Buying your own domain.
You can then use whatever provider, or host your email service... but at least you don't need to change addresses when switching anymore.
Just make sure your domain registrar is renewable from an alternate email in case shit hits the fan you don’t want to be locked out if something interrupts the service and bow your email doesn’t work and you can’t verify who you are… because… your email doesn’t work.
Select who you are setting up your email with (plenty of different providers, Zoho has a basic free plan that would be suitable for a single domain and only a few users at most; Google, outlook etc. also sell services for custom domains)
Configure the DNS records for your domain to whatever your chosen email provider says (MX records to point to the mail server and some records for DMARC & DKIM to prevent your email being spoofed)

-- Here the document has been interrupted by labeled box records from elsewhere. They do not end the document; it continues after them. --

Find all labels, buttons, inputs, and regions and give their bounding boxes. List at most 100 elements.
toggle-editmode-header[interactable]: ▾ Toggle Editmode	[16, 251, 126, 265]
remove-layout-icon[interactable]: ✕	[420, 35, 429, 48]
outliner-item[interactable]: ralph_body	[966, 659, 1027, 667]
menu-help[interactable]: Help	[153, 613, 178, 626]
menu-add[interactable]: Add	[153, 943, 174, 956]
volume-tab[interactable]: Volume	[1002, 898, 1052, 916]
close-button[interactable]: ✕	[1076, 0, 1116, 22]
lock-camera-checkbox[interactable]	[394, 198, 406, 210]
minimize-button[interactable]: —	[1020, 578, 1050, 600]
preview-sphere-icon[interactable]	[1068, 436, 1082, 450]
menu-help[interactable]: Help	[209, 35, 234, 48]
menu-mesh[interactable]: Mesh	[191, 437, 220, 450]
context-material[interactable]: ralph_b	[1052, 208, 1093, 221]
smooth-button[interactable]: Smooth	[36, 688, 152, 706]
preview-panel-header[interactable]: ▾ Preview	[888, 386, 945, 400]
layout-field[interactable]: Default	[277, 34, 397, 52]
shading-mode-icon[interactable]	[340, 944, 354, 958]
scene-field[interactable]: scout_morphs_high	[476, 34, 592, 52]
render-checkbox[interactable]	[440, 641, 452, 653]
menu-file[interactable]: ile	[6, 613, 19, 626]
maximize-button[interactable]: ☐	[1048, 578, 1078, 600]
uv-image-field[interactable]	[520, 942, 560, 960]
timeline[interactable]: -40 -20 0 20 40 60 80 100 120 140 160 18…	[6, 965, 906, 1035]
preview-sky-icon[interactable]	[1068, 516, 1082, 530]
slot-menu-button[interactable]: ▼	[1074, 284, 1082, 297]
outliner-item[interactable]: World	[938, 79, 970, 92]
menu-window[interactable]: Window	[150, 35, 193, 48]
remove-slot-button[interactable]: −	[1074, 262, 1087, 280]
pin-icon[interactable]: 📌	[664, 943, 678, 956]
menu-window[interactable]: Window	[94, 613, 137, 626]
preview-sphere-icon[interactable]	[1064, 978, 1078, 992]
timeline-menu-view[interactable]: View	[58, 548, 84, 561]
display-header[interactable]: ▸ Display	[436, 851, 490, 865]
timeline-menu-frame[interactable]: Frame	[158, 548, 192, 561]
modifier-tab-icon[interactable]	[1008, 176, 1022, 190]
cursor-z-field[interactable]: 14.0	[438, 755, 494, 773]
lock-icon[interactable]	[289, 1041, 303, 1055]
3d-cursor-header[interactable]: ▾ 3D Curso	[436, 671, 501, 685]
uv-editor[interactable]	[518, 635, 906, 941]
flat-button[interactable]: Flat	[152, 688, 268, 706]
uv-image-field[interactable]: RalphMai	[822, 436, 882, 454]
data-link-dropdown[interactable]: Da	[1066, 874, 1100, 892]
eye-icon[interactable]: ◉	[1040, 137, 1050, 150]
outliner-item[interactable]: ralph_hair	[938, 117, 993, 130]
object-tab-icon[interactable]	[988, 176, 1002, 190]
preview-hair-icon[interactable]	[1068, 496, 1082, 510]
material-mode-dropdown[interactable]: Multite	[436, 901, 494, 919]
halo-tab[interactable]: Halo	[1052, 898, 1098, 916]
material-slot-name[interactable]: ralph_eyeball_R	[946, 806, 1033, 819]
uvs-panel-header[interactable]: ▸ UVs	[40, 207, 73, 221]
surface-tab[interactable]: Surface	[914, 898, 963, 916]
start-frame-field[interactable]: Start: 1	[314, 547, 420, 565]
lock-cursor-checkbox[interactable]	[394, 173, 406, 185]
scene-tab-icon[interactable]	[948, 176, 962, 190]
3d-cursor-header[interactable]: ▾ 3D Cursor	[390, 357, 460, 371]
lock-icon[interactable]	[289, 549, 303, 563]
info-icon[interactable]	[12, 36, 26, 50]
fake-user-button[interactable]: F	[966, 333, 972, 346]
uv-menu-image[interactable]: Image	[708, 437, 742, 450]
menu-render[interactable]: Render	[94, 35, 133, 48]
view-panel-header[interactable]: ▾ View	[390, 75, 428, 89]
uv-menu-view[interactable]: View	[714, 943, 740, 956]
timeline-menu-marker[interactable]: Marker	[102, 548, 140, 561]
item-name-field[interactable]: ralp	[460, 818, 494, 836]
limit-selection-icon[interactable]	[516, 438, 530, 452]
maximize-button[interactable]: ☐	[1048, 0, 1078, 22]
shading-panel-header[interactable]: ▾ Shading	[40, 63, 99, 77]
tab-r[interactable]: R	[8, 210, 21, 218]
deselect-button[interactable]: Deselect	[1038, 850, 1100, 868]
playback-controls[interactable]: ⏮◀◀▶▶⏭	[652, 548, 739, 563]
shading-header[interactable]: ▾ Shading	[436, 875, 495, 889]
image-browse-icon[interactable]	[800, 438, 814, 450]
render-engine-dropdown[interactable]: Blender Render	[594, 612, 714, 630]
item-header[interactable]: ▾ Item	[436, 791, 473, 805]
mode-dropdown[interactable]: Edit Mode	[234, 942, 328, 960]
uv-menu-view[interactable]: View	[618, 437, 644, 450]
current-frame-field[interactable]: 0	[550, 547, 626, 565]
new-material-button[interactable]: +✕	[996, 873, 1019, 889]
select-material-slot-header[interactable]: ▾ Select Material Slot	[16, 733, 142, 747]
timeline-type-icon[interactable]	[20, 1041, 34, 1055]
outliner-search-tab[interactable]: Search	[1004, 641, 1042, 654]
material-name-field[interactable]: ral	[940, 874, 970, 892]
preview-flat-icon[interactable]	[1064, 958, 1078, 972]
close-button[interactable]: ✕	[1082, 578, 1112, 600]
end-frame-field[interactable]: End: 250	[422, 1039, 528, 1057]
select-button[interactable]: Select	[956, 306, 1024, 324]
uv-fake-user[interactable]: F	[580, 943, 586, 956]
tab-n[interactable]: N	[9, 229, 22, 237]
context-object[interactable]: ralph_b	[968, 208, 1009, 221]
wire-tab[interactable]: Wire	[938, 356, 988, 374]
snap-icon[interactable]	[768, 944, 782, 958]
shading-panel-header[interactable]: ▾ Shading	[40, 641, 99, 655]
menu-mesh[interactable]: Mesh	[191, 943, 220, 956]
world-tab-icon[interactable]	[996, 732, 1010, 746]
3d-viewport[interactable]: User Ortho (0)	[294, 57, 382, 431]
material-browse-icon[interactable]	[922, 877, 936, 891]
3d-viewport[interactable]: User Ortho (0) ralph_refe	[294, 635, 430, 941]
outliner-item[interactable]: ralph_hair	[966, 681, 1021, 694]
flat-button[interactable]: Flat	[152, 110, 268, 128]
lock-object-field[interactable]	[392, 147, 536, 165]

Test it all works and start using it
I'm not going to write a full tutorial so if it sounds interesting I suggest you do more research. The email hosting is typically focused at businesses as they are most likely to be wanting to host email on a custom domain.
I started doing this, maybe 15 years ago, but if I look through my spam folder now, most of it is to the email address I used before I began using unique addresses (the rest is to random addresses in my domains that I've never used).
My hypotheses from that are that
there is probably less 'selling of email lists' going on than we think
I'm less interested in dubious internet sites than I used to be
or (most likely) these days, your internet thing has to be offering me some real value if I'm going to consciously give you any of my data.
MXRoute is what I use as my domain's email server and it's good enough. The included browser email clients (it offers multiple) are sort of trash but if you just use your own it's perfect. It's pretty cheap too
If your mail server supports aliases, you can make one for each site you sign up for. Then if you start getting a bunch of spam, you can delete the alias and you will know which site sold your information.
Yes and no... say if you gave the email address [email protected] when signin up and you start receiving garbage on it, you just delete the alias and move on.
The trick is that you can have several aliases go into the same inbox so you only have to check one place, but each thing is given its own IP making it easier to identify and filter culprits.
You know not to trust that site with any more information. Once the alias is deleted, anything sent to it will result in a delivery failure and you won't get any more spam from anyone they sold that address to.